Il parlait d'amour et m'a regardée. Il disait que l'amour nous sauve. Soudain j'ai vu: si je suis venue à Lui c'est que j'ai tant aimé! Les hommes venaient à moi avec leur monnaie, sûrs qu'ici au moins ils seraient accueillis. Si la clientèle était aussi bonne, ce n'est pas que j'étais très belle mais je les aimais. Je voyais le mendiant sous le prince, l'enfant sous le bravache, les larmes dans leurs yeux secs. Je n'avais qu'un corps à donner pour les consoler, je le donnais. Je les connaissais si bien qu'ils venaient parfais s'asseoir sur ma natte sans parler, sans rien demander; ils s'asseyaient. Je prenais un main crispée ou posais la mienne sur une épaule tendue. Alors tout coulait comme un fleuve surgissant d'eux, brisant les barrages: la vie si dure, les peurs, la compétition pour la terre, l'argent, les honneurs, les femmes, le manque d'amour reçu, le manque d'amour donné, tous les manques de leurs vies soi-disant réussies. Ils parlaient devant la femelle mais pas à la femme; ils s'épanchaient parce que je ne suis rien ni personne, juste une transparence où se jeter sans risques puisqu'il suffisait de payer de quelques pièces et non de leur personne. Savaient-ils que je les aimais, le pressentaient-ils? Auraient-ils compris si je le leur avait dit? L'amour, pour eux, c'était la possession sans partage, et moi je les aimais tous. Ce que j'aimais ce n'était pas l'un ou l'autre mais l'Humanité en eux.
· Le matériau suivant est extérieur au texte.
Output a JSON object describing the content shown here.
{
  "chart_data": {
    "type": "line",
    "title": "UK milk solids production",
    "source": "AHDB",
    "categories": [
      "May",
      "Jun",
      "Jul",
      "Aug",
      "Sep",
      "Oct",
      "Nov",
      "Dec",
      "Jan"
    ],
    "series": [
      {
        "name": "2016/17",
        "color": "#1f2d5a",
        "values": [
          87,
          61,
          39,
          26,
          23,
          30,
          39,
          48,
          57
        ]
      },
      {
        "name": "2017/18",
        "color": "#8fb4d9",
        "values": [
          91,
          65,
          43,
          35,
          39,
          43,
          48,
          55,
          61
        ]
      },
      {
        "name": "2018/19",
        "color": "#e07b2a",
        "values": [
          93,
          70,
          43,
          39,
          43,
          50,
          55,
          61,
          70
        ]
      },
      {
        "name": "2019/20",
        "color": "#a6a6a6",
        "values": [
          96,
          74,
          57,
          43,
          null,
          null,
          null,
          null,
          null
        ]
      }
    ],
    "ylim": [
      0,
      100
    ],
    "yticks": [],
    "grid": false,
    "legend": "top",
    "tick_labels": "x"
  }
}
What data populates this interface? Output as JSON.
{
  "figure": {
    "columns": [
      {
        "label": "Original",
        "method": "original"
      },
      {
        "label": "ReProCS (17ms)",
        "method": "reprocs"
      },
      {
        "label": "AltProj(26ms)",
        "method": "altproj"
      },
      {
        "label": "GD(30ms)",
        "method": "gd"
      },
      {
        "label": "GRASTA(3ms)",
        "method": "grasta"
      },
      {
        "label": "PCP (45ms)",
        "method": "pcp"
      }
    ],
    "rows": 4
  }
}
Certains, aujourd'hui, prétendent que je n'étais pas une prostituée, que j'étais quelqu'un qui se montre, qu'on voit trop en somme: une femme qui se met en avant quand elle devrait rentrer au logis et s'effacer dans la soumission. Ne les croyez pas; je n'étais pas qu'une femme hardie, j'étais Femme professant l'amour. Aujourd'hui je suis fière, car j'ai été protégée du mensonge. Jamais ne j'ai eu à prétendre aimer qui venait à moi: j'aimais, je n'aimais pas, c'était mon histoire, celle que personne ne souhaitait entendre. J'ai appris à dire OUI: oui aux tristes, oui aux laids, oui aux estropiés, oui à tous ceux qui n'ont jamais croisé que des non. Oui aux noceurs, oui aux ivrognes, oui aux mal mariés à qui l'hôtelier, le vigneron et l'épouse disent oui en pensant non. Oui aux solitaires, oui aux misanthropes, oui aux misogynes, oui aux violents qui ne savent que dire non. Etrangement, lorsque je les croisais en ville, j'avais l'impression qu'ils étaient mes enfants partis "vivre leur vie". Je ne savais pas alors que Dieu m'appelait de cette façon-là. Je me croyais perdue, je me croyais indigne, je riais de douleur, je pleurais parfois toute seule. Car les hommes m'auraient quittée si j'avais pleuré devant eux, et les femmes auraient ri.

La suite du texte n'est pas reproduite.